The spread between Bitcoin futures and the digital currency’s price offers the widest annualized return in five months, according to data from FRNT Financial. That means the so-called basis trade, whereby a speculator buys Bitcoin in the spot market and sells long-dated futures to lock in the discrepancy between the two prices, has turned back on. And it’s happening amid a price surge in Bitcoin that’s been bolstered by optimism the Securities and Exchange Commission is poised to allow the first U.S. Bitcoin futures ETF to begin trading soon.
It’s a dynamic that comes back again and again in crypto and is one that is rarely seen in other markets, according to Strahinja Savic, head of data and analytics at FRNT Financial. It’s primarily driven by individual investors, who are using futures for leverage and to make price predictions.
“Crypto is unique in that it has a much higher retail participation versus sophisticated institutional actors, who would normally drive down the exaggerated contango via arbs trades,” said Savic, referring to arbitrage. “Considering the lack of those actors’ participation, relative to other assets, BTC is prone to these aggressive contangos in bull markets — we find this kind of an opportunity to be an extremely underrated and lucrative strategy in crypto.”
Futures typically trade at a premium to spot, a development referred to as contango. Contango and backwardation are terms for curve structures that map traders’ guesses about what a given contract could be worth in the future. Contango means it’s upward sloping, while backwardation means downward.
Futures in contango indicates that the supply of Bitcoin is plentiful because there is no cap on futures open interest, says Steve Sosnick, chief strategist at Interactive Brokers. As long as enough traders post sufficient margin with a clearinghouse, any two counterparties can create a new futures contract by initiating a trade, he said. Right now, a lot of traders might be betting that a futures-based ETF will be a big forced buyer in the market. Whatever money ends up flowing into the product will have to be employed to buy futures contracts, the thinking goes.
“There is a well-hyped new asset class that has to contractually buy these futures, and traders are adjusting and front-running accordingly,” he said. “It’s quite possible that the market got ahead of itself, which is certainly a risk in the crypto space, but there is clearly a bet being placed that fresh money will be coming into crypto via the futures ETFs.”
To be sure, more traders could look to take advantage of the spread, meaning that it could shrink, says Zhu Su from Three Arrows Capital, a hedge fund.

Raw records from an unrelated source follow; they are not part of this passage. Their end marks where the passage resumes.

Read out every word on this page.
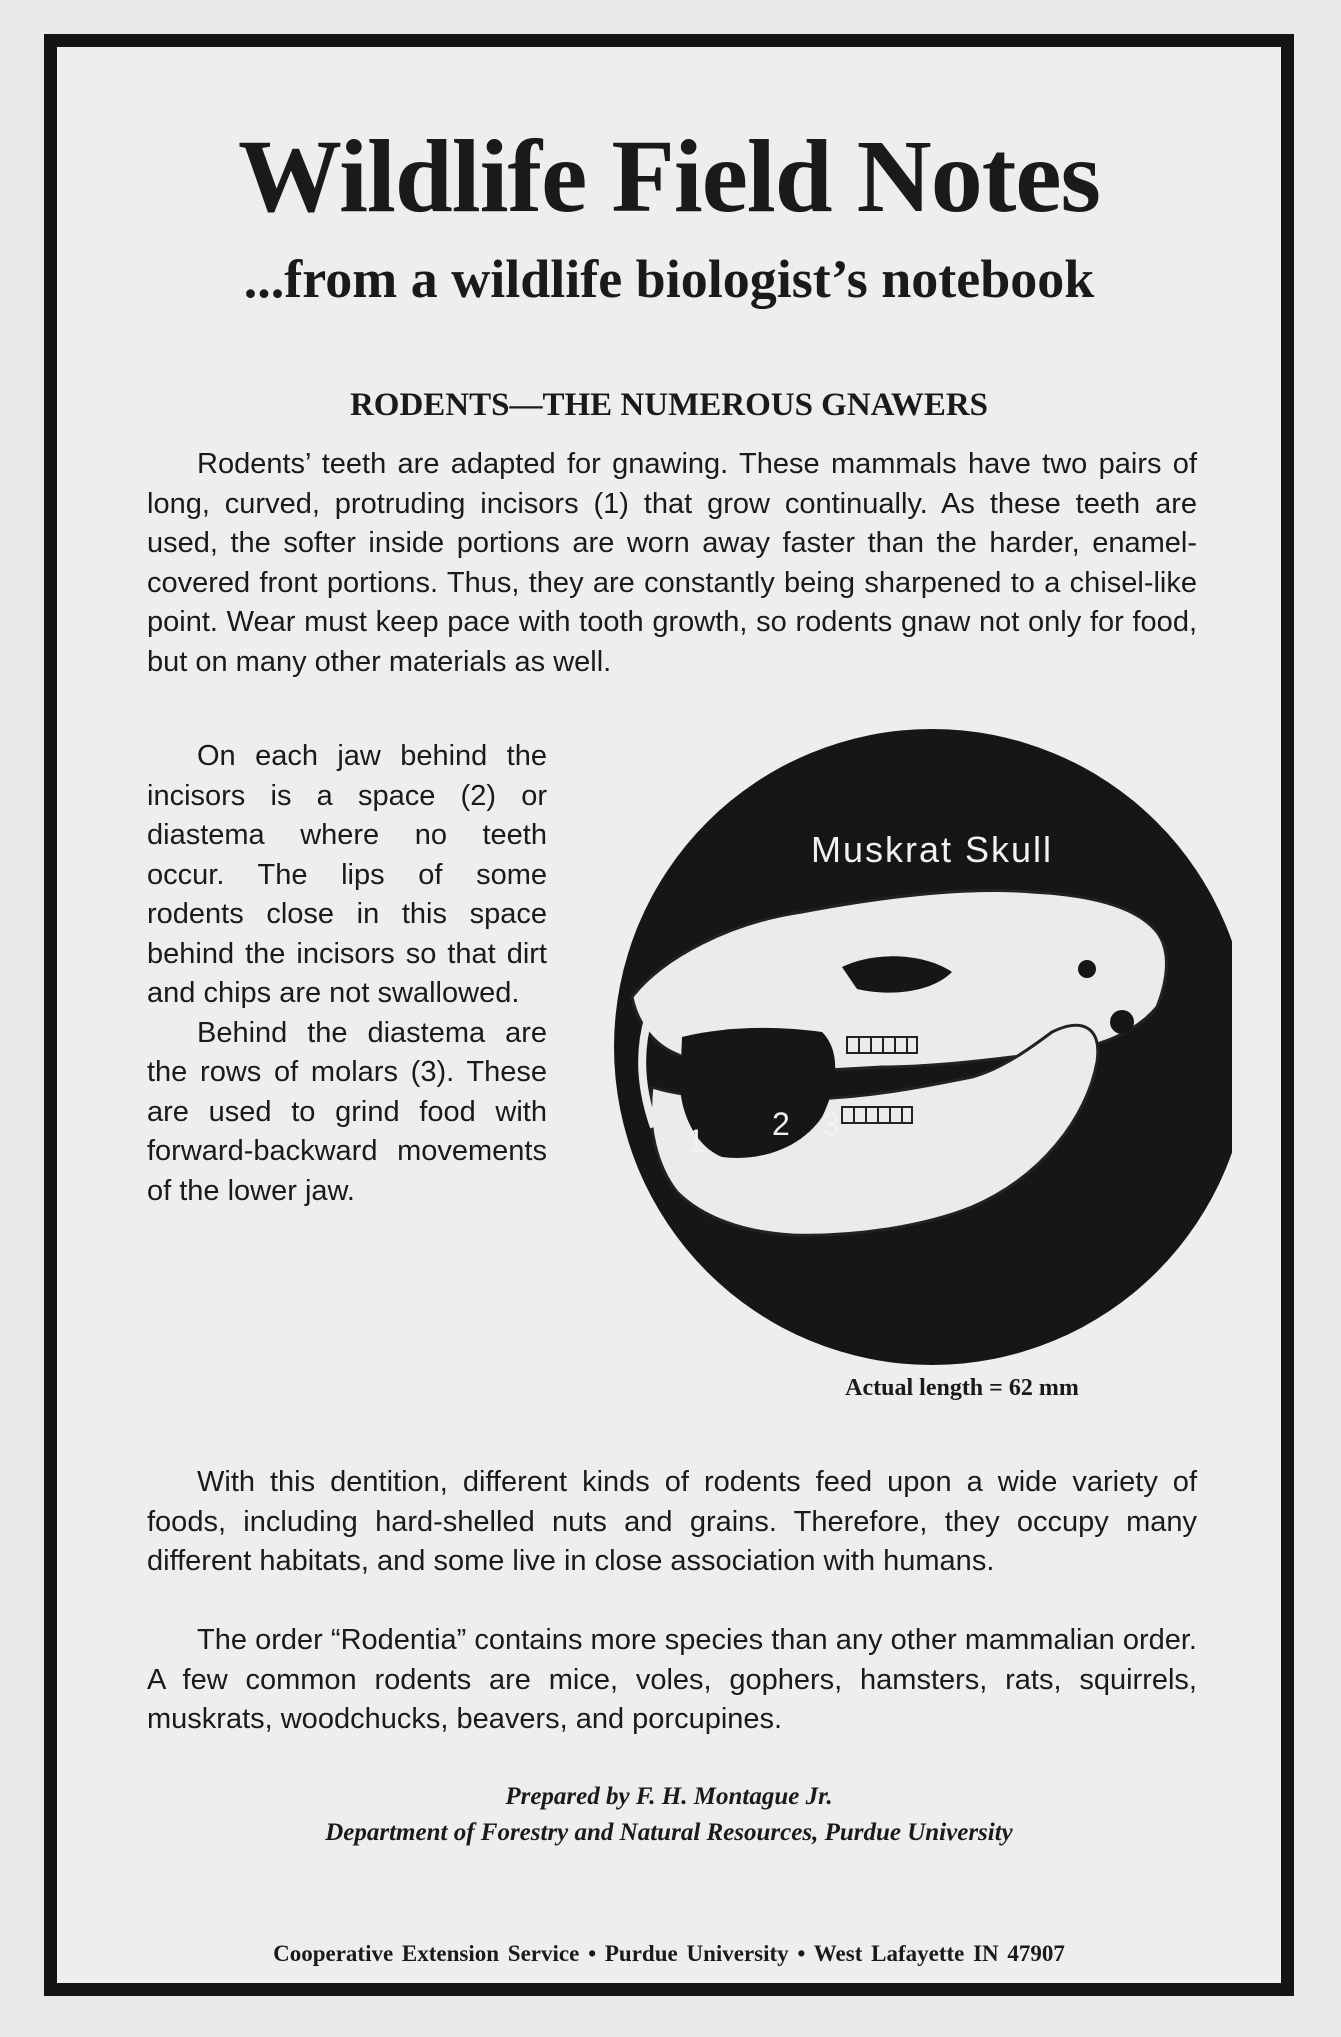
Wildlife Field Notes
...from a wildlife biologist’s notebook
RODENTS—THE NUMEROUS GNAWERS

Rodents’ teeth are adapted for gnawing. These mammals have two pairs of long, curved, protruding incisors (1) that grow continually. As these teeth are used, the softer inside portions are worn away faster than the harder, enamel-covered front portions. Thus, they are constantly being sharpened to a chisel-like point. Wear must keep pace with tooth growth, so rodents gnaw not only for food, but on many other materials as well.

On each jaw behind the incisors is a space (2) or diastema where no teeth occur. The lips of some rodents close in this space behind the incisors so that dirt and chips are not swallowed.

Behind the diastema are the rows of molars (3). These are used to grind food with forward-backward movements of the lower jaw.

Muskrat Skull
1 2 3
Actual length = 62 mm

With this dentition, different kinds of rodents feed upon a wide variety of foods, including hard-shelled nuts and grains. Therefore, they occupy many different habitats, and some live in close association with humans.

The order “Rodentia” contains more species than any other mammalian order. A few common rodents are mice, voles, gophers, hamsters, rats, squirrels, muskrats, woodchucks, beavers, and porcupines.

Prepared by F. H. Montague Jr.
Department of Forestry and Natural Resources, Purdue University
Cooperative Extension Service • Purdue University • West Lafayette IN 47907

“You’ll have a lot of capital come in to arbitrage because it’ll get to the point where it’s very attractive. If you can get 6%, 10% on dollars there’s a lot of guys that will want to do that,” said the firm’s co-founder. “It just takes one bank or one participant with a few billion dollars to come in. If you zoom out, it’s not going to be that bad.”
Though it had broken down earlier in the year amid a selloff in crypto prices, the basis trad has been one of the most pervasive in the crypto industry. It’s been known to be widely used by hedge funds thanks to its ability to reliably produce double-digit annual gains.
“The future price is up higher than the spot market and this is where we see a lot of arbitrage plays from the big boys,” Howard Greenberg, president of the American Blockchain and Cryptocurrency Association in D.C. and cryptocurrency educator at Prosper Trading Academy, said by phone. “They’ll play that spread — they’ll buy the underlying asset at a less expensive price and then bid up the futures, and they’ll sell-off into the strength of the market.”